Hazine ve Maliye Bakanı Mehmet Şimşek'in 2025 yılı 3. Çeyrek GSYH verilerine ilişkin değerlendirmesi aşağıda bulunuyor:

Türkiye ekonomisi, 2025 yılının üçüncü çeyreğinde yıllık bazda yüzde 3,7, mevsim ve takvim etkilerinden arındırılmış olarak çeyreklik bazda yüzde 1,1 büyüdü. Böylece ilk dokuz aydaki yıllık büyüme yüzde 3,7 gerçekleşti. Yıllıklandırılmış milli gelirimiz 1,5 trilyon doları aştı.

Tarımın GSYH içindeki ağırlığının yüksek olduğu bu çeyrekte, zirai don ve kuraklığın etkisiyle daralan tarım katma değeri büyümeyi belirgin şekilde sınırlarken tarım dışı büyüme yıllık yüzde 5,6 oldu. Sanayi katma değeri yüzde 6,5 artarken, bu artışta özellikle yüksek teknolojili üretim öne çıktı. Deprem bölgesinin yeniden imarına yönelik çalışmaların katkısıyla inşaat sektöründeki güçlü büyüme sürdü.

Tüketim ve yatırımlar yılın ilk yarısında olduğu gibi dengeli bir görünüm sergiledi. İnşaat yatırımlarındaki olumlu seyrin yanı sıra üretim kapasitemiz açısından kritik öneme olan makine ve teçhizat yatırımları yüzde 11,3 arttı. Bu dönemde küresel ticaretteki görece zayıf seyrin de etkisiyle net dış talep büyümeyi 1 puan sınırladı. Cari açığın milli gelire oranı ise yüzde 1,3 ile sürdürülebilir seviyelerde kalmaya devam etti.

Büyümenin son çeyrekte ılımlı seyretmesini ve 2025 yılında Orta Vadeli Program'ın sınırlı üzerinde gerçekleşmesini öngörüyoruz.

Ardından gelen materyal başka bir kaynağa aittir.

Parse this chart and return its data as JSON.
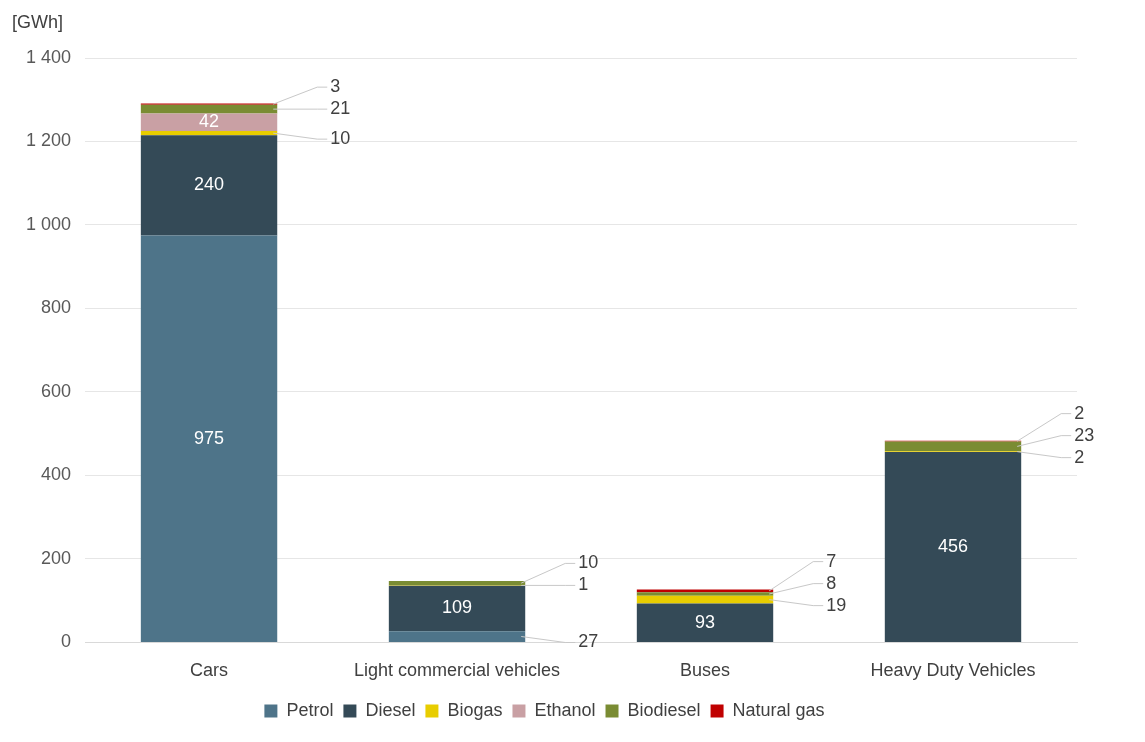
{
  "chart_data": {
    "type": "bar",
    "ylabel": "[GWh]",
    "stacked": true,
    "categories": [
      "Cars",
      "Light commercial vehicles",
      "Buses",
      "Heavy Duty Vehicles"
    ],
    "series": [
      {
        "name": "Petrol",
        "color": "#4e7489",
        "values": [
          975,
          27,
          null,
          null
        ]
      },
      {
        "name": "Diesel",
        "color": "#344a57",
        "values": [
          240,
          109,
          93,
          456
        ]
      },
      {
        "name": "Biogas",
        "color": "#e8cd00",
        "values": [
          10,
          1,
          19,
          2
        ]
      },
      {
        "name": "Ethanol",
        "color": "#c9a0a4",
        "values": [
          42,
          null,
          null,
          null
        ]
      },
      {
        "name": "Biodiesel",
        "color": "#7a8c33",
        "values": [
          21,
          10,
          8,
          23
        ]
      },
      {
        "name": "Natural gas",
        "color": "#c00000",
        "values": [
          3,
          null,
          7,
          2
        ]
      }
    ],
    "ylim": [
      0,
      1400
    ],
    "yticks": [
      0,
      200,
      400,
      600,
      800,
      {
        "value": 1000,
        "label": "1 000"
      },
      {
        "value": 1200,
        "label": "1 200"
      },
      {
        "value": 1400,
        "label": "1 400"
      }
    ],
    "grid": "y",
    "legend": "bottom",
    "data_labels": true
  }
}
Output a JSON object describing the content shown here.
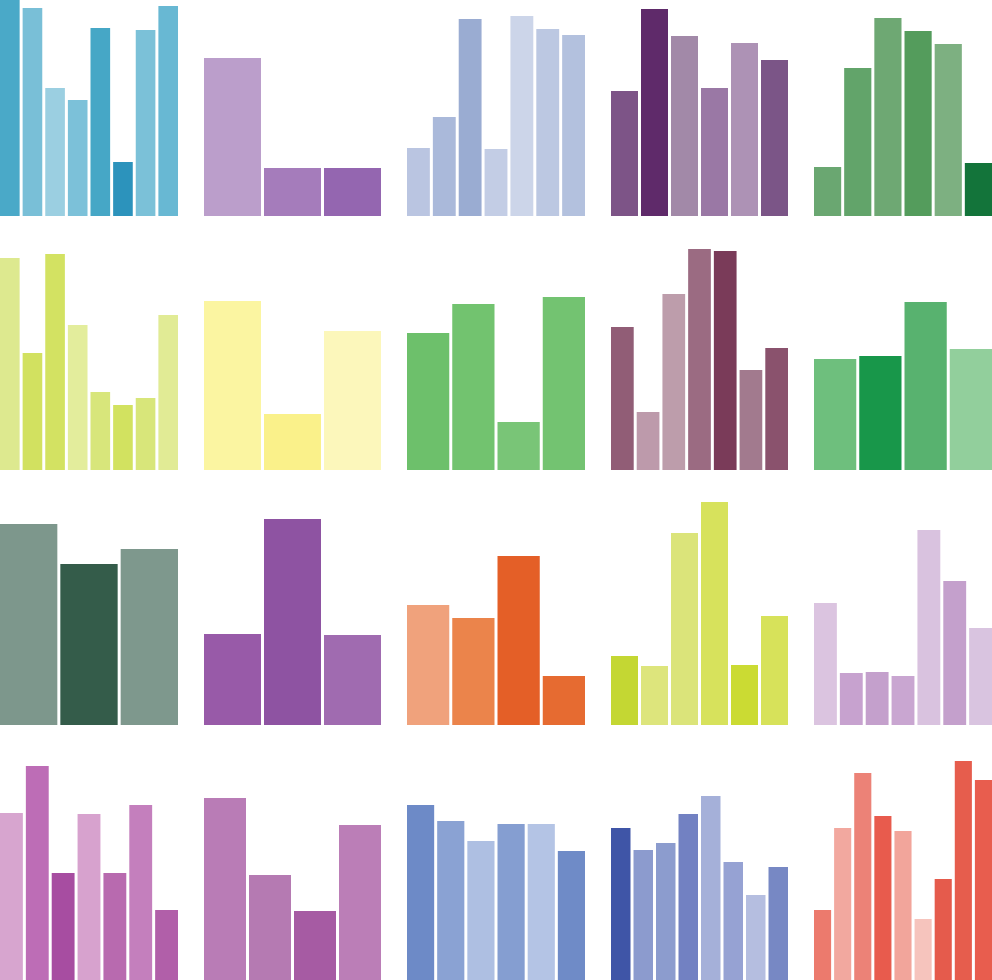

Daha elverişli finansal koşullar ve destekleyici küresel konjonktür sayesinde ekonomik aktivitedeki artışın 2026'da bu yıl olan daha olumlu bir döneme ulaşmasını bekliyoruz. Ayrıca, büyümenin enflasyondaki düşüşü desteklemeye devam edeceğini değerlendiriyoruz.

Dezenflasyon sürecini de olumsuz etkileyen kuraklık ve gıda krizi gibi arz yönlü şokların etkilerini azaltmak amacıyla; verimliliği artıracak, sulama altyapısını güçlendirecek ve tarımda yenilikçi teknolojilerin kullanımını sağlayacak çalışmalarımızı sürdürüyoruz. Özellikle enerji yoğun sektörlerde zayıf iç talep sürecini canlandırmak ve istihdamı korumak amacıyla reel sektöre yönelik desteklerimizi devam ediyoruz.

Fiyat istikrarını merkeze alan, sürdürülebilir yüksek büyüme ve kalıcı refah artışını hedefleyen programımızı kararlılıkla uyguluyoruz. Bu program sayesinde son iki yılda elde ettiğimiz kazanımları kalıcı hale getirerek ve ekonomide dönüşümü sağlayarak verimliliği ve rekabet gücünü artıracak yapısal reformları hayata geçiriyoruz.